Il y a une décennie, le groupe Volkswagen a été impliqué dans le retentissant scandale du « dieselgate ». Dix ans plus tard, votre véhicule est-il toujours concerné ? 🚗💨
Le “dieselgate” figure parmi les plus grands scandales de l’industrie automobile. Nous replongeons dans les années 2000, où le groupe Volkswagen rencontrait des difficultés, car ses nouveaux modèles ne respectaient pas les normes environnementales en vigueur. Les émissions de gaz polluants, notamment le CO2 et l’oxyde d’azote (NOx), étaient beaucoup trop élevées.
Au lieu d’améliorer la conception de leurs véhicules, Volkswagen a choisi de détourner les règles. L’entreprise a falsifié les résultats des tests de ses modèles pour obtenir leur homologation. Lorsque l’affaire a éclaté plusieurs années plus tard, le constructeur a été contraint d’admettre sa fraude. Environ 11 millions de voitures dans le monde auraient été affectées.
Une décennie plus tard
Le 17 septembre dernier, deux ONG et une association de consommateurs ont décidé de poursuivre l’État français en justice, affirmant que le gouvernement n’a pas suffisamment agi face à ce scandale. Bien que des centaines de milliers de rappels aient été lancés, 2,7 millions de véhicules continuent à circuler en France, émettant des niveaux de pollution trop élevés. Ce chiffre a été établi par l’International Council on Clean Transportation (ICCT). Selon Anne Lassman-Trappier, responsable de la qualité de l’air à France Nature Environnement, l’un des groupes à l’origine de cette plainte, le logiciel de Volkswagen était capable de dissimuler des émissions d’oxyde d’azote largement supérieures aux seuils autorisés. « Elles peuvent émettre entre 2 et 10 fois la norme autorisée. »
Cette émission de gaz à effet de serre, qui est particulièrement nocive pour la santé, serait responsable de plusieurs dizaines de milliers de décès. Financièrement parlant, les émissions d’oxyde d’azote auraient coûté environ 100 milliards de dollars à l’humanité.
Les véhicules toujours concernés
Les associations ont également précisé qu’elles avaient tenté d’inciter les ministres des Transports et de l’Écologie à agir, mais à ce jour, leurs mises en demeure n’ont pas abouti à des mesures concrètes.
Concernant les véhicules impactés, bien que Volkswagen ait longtemps été identifié comme le principal responsable, il s’avère que d’autres fabricants emboîtaient le pas.
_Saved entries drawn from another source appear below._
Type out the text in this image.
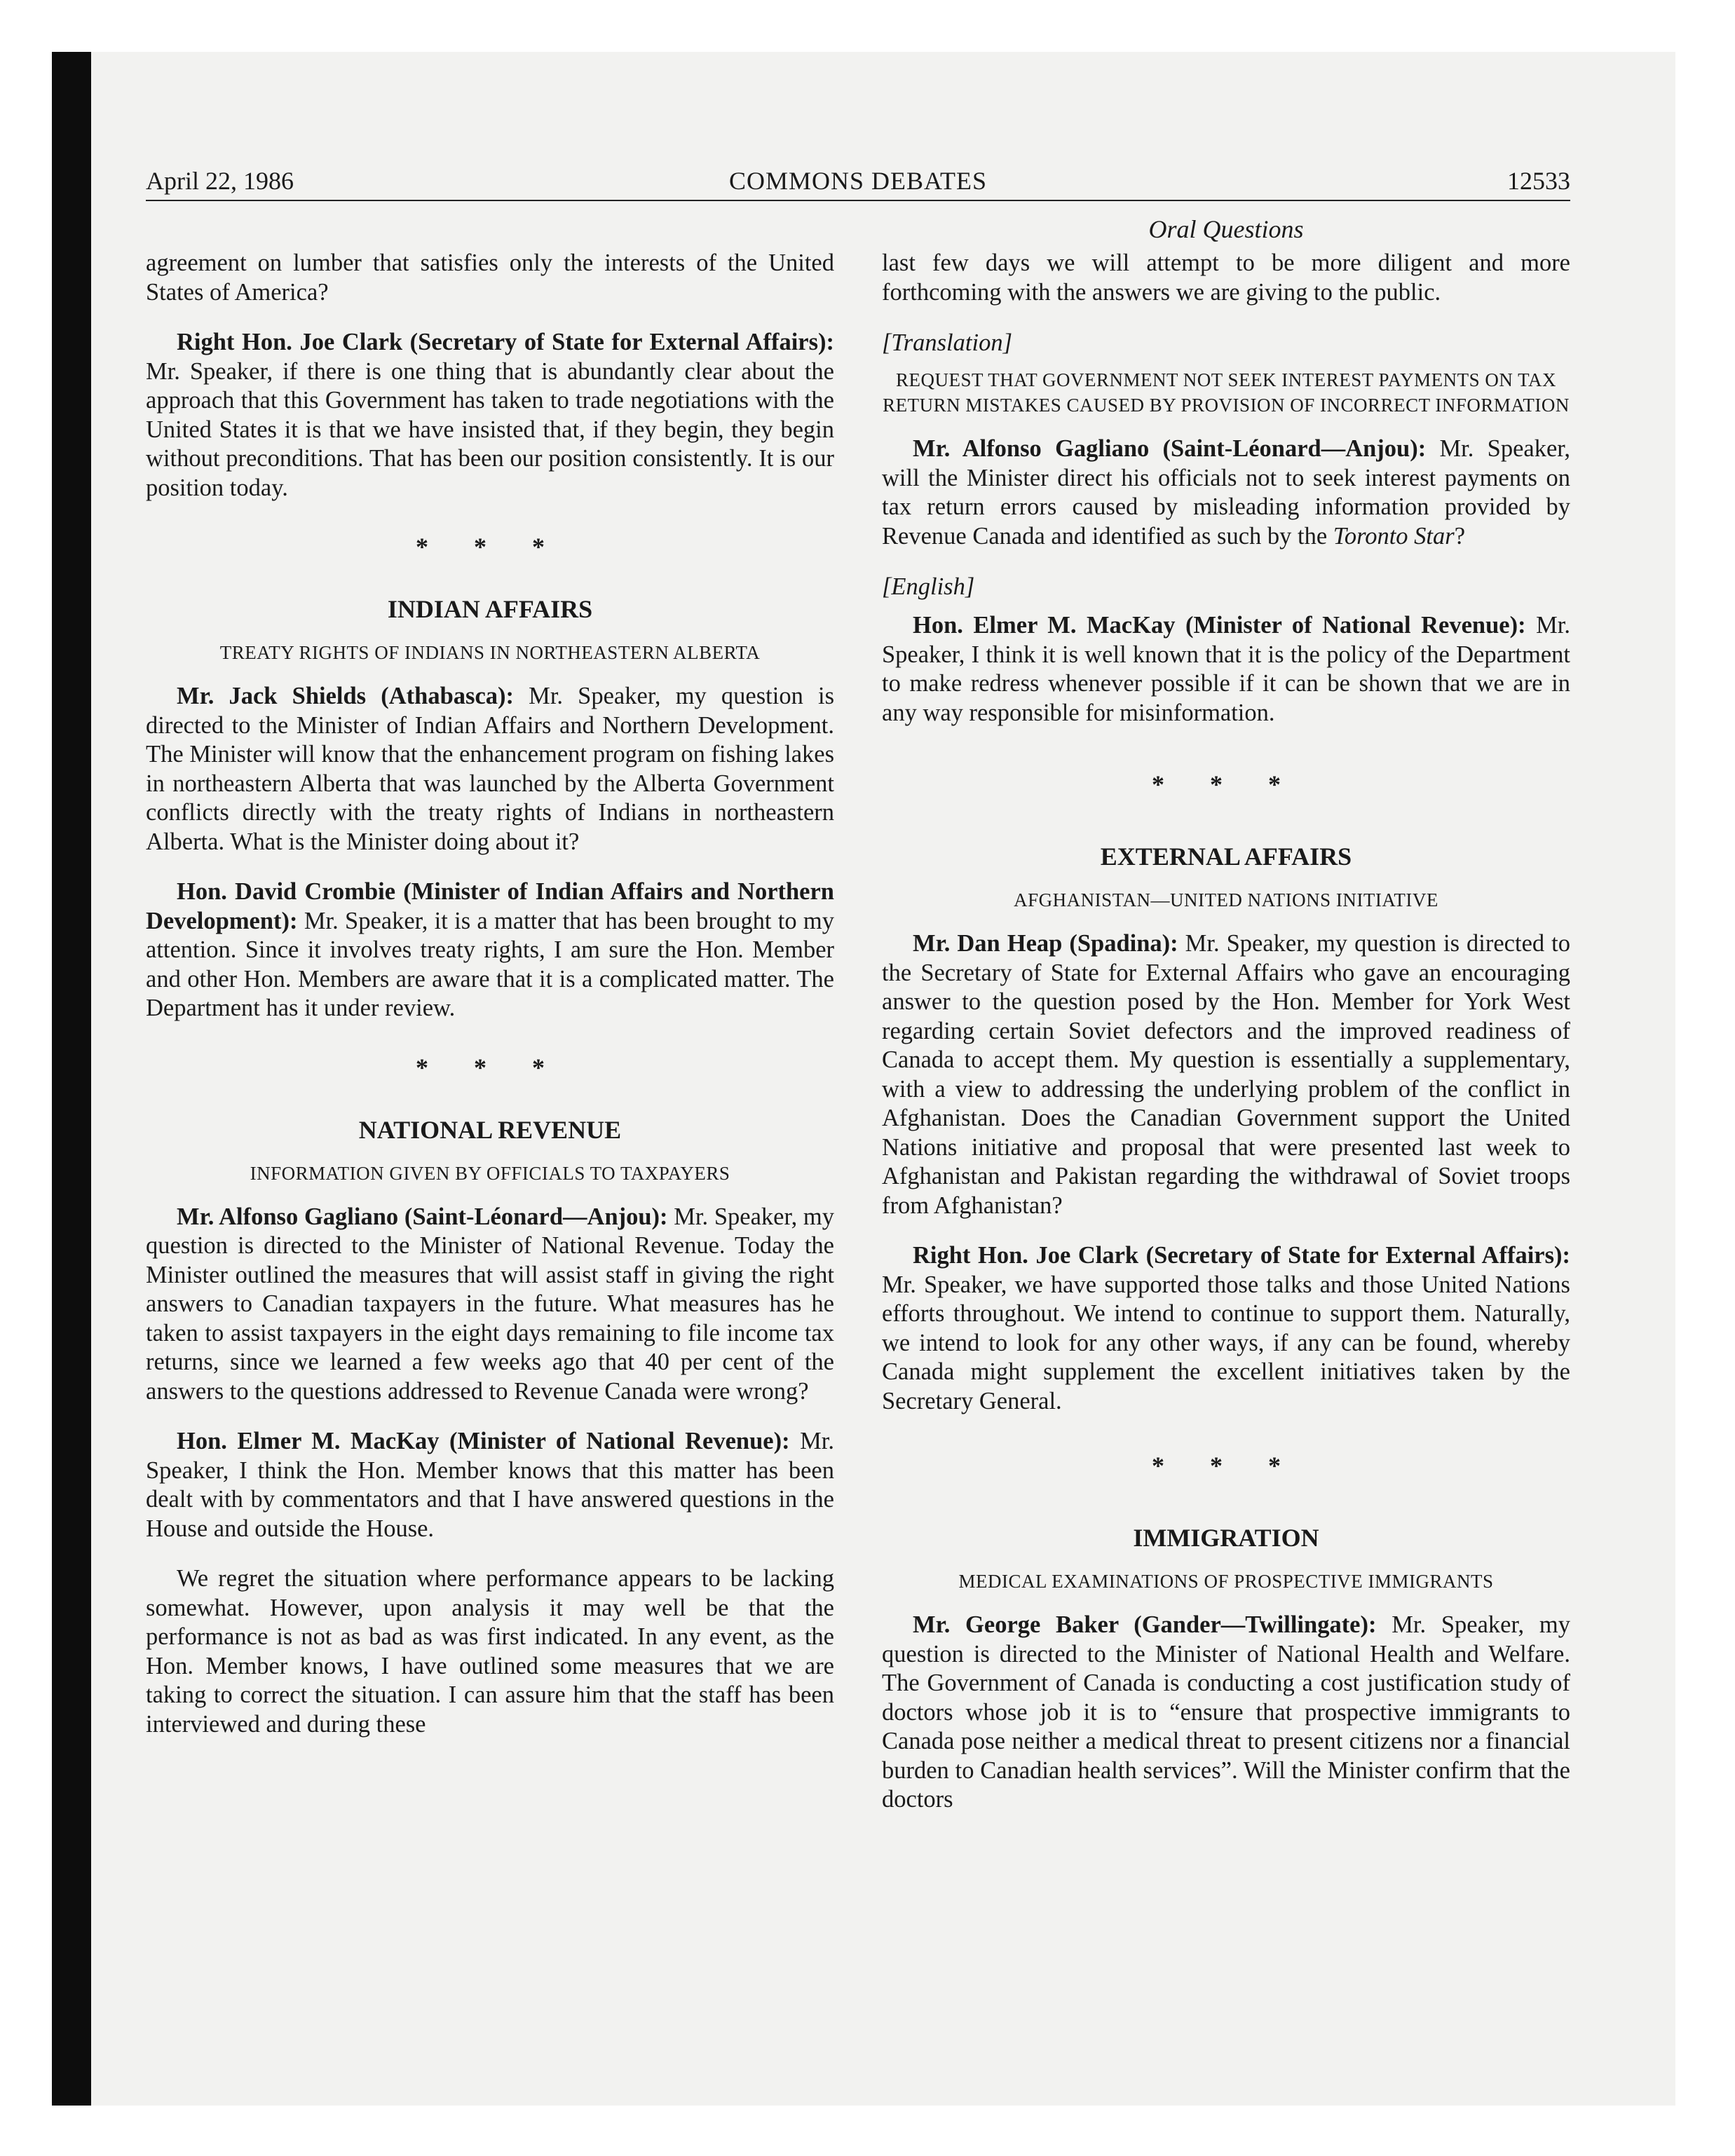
April 22, 1986	COMMONS DEBATES	12533
Oral Questions

agreement on lumber that satisfies only the interests of the United States of America?

Right Hon. Joe Clark (Secretary of State for External Affairs): Mr. Speaker, if there is one thing that is abundantly clear about the approach that this Government has taken to trade negotiations with the United States it is that we have insisted that, if they begin, they begin without preconditions. That has been our position consistently. It is our position today.

* * *
INDIAN AFFAIRS
TREATY RIGHTS OF INDIANS IN NORTHEASTERN ALBERTA

Mr. Jack Shields (Athabasca): Mr. Speaker, my question is directed to the Minister of Indian Affairs and Northern Development. The Minister will know that the enhancement program on fishing lakes in northeastern Alberta that was launched by the Alberta Government conflicts directly with the treaty rights of Indians in northeastern Alberta. What is the Minister doing about it?

Hon. David Crombie (Minister of Indian Affairs and Northern Development): Mr. Speaker, it is a matter that has been brought to my attention. Since it involves treaty rights, I am sure the Hon. Member and other Hon. Members are aware that it is a complicated matter. The Department has it under review.

* * *
NATIONAL REVENUE
INFORMATION GIVEN BY OFFICIALS TO TAXPAYERS

Mr. Alfonso Gagliano (Saint-Léonard—Anjou): Mr. Speaker, my question is directed to the Minister of National Revenue. Today the Minister outlined the measures that will assist staff in giving the right answers to Canadian taxpayers in the future. What measures has he taken to assist taxpayers in the eight days remaining to file income tax returns, since we learned a few weeks ago that 40 per cent of the answers to the questions addressed to Revenue Canada were wrong?

Hon. Elmer M. MacKay (Minister of National Revenue): Mr. Speaker, I think the Hon. Member knows that this matter has been dealt with by commentators and that I have answered questions in the House and outside the House.

We regret the situation where performance appears to be lacking somewhat. However, upon analysis it may well be that the performance is not as bad as was first indicated. In any event, as the Hon. Member knows, I have outlined some measures that we are taking to correct the situation. I can assure him that the staff has been interviewed and during these

last few days we will attempt to be more diligent and more forthcoming with the answers we are giving to the public.

[Translation]
REQUEST THAT GOVERNMENT NOT SEEK INTEREST PAYMENTS ON TAX RETURN MISTAKES CAUSED BY PROVISION OF INCORRECT INFORMATION

Mr. Alfonso Gagliano (Saint-Léonard—Anjou): Mr. Speaker, will the Minister direct his officials not to seek interest payments on tax return errors caused by misleading information provided by Revenue Canada and identified as such by the Toronto Star?

[English]

Hon. Elmer M. MacKay (Minister of National Revenue): Mr. Speaker, I think it is well known that it is the policy of the Department to make redress whenever possible if it can be shown that we are in any way responsible for misinformation.

* * *
EXTERNAL AFFAIRS
AFGHANISTAN—UNITED NATIONS INITIATIVE

Mr. Dan Heap (Spadina): Mr. Speaker, my question is directed to the Secretary of State for External Affairs who gave an encouraging answer to the question posed by the Hon. Member for York West regarding certain Soviet defectors and the improved readiness of Canada to accept them. My question is essentially a supplementary, with a view to addressing the underlying problem of the conflict in Afghanistan. Does the Canadian Government support the United Nations initiative and proposal that were presented last week to Afghanistan and Pakistan regarding the withdrawal of Soviet troops from Afghanistan?

Right Hon. Joe Clark (Secretary of State for External Affairs): Mr. Speaker, we have supported those talks and those United Nations efforts throughout. We intend to continue to support them. Naturally, we intend to look for any other ways, if any can be found, whereby Canada might supplement the excellent initiatives taken by the Secretary General.

* * *
IMMIGRATION
MEDICAL EXAMINATIONS OF PROSPECTIVE IMMIGRANTS

Mr. George Baker (Gander—Twillingate): Mr. Speaker, my question is directed to the Minister of National Health and Welfare. The Government of Canada is conducting a cost justification study of doctors whose job it is to “ensure that prospective immigrants to Canada pose neither a medical threat to present citizens nor a financial burden to Canadian health services”. Will the Minister confirm that the doctors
Renault a été notamment critiqué par la DGCCRF (Direction Générale de la Concurrence, de la Consommation et de la Répression des Fraudes), qui a révélé des écarts de 377 % entre les émissions d’oxyde d’azote en laboratoire et en conditions réelles lors de tests.
De plus, un rapport de 2023 a également mis en cause le groupe PSA (Peugeot-Citroën) pour des pratiques similaires, que la répression des fraudes a qualifiées de « stratégie globale de fabrication de moteurs frauduleux, suivie de leur commercialisation. »
Actuellement, il n’existe pas de liste officielle des véhicules toujours impliqués dans le scandale du « dieselgate ».